Description:Station staff pictured outside the public entrance to Armitage Railway Station during the national railway strike of July and August 1911. This had been the first national strike of railway workers in Britain. The Station Master is Edward William Walker and the second Porter from left is John Leigh. The 'Normal Working Resumed' poster relates to the end of the strike. The adjacent poster advertises a special rail excursion to Blackpool.
Armitage Station on the Trent Valley line was built to serve the villages of Armitage and Handsacre. It was opened by the LNWR on 1st November 1847 and closed on 13th June 1960, a casualty of railway rationalisation and declining business.
Milk churns stand waiting for collection and in the background can be seen semaphore type signals.
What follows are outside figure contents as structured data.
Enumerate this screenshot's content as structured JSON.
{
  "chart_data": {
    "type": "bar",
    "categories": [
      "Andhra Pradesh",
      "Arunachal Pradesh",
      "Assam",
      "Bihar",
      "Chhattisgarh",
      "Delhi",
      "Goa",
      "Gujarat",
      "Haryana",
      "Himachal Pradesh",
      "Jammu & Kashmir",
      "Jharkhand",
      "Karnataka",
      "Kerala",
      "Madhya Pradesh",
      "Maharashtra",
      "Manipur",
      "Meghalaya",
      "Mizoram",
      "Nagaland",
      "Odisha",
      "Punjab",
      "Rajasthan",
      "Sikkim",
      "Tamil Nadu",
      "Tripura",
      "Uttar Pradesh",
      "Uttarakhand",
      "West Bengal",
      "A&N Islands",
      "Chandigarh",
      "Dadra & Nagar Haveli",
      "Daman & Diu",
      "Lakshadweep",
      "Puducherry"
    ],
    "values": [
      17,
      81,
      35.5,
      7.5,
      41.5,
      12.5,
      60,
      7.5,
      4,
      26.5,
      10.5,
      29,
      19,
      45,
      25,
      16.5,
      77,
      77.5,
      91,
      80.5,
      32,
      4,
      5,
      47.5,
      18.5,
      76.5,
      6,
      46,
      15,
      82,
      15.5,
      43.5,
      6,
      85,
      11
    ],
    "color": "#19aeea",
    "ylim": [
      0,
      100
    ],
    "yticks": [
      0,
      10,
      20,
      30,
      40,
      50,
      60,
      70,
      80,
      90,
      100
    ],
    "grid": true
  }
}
This picture is from an album of photographs taken by Thomas Harvey Boycott (1876-1949) who lived with his widowed mother, Fanny Maria, whose family had lived at Handsacre Hall as farmers, together with his unmarried aunt, Sarah Elizabeth Harvey. Harvey was a Clerk at Lichfield District Probate Court and a skilled amateur photographer. The album was a parting gift from Harvey and his mother to the Rev. R.E. Grice-Hutchinson (1885-1976) who was Curate of Armitage with Pipe Ridware 1909-1913.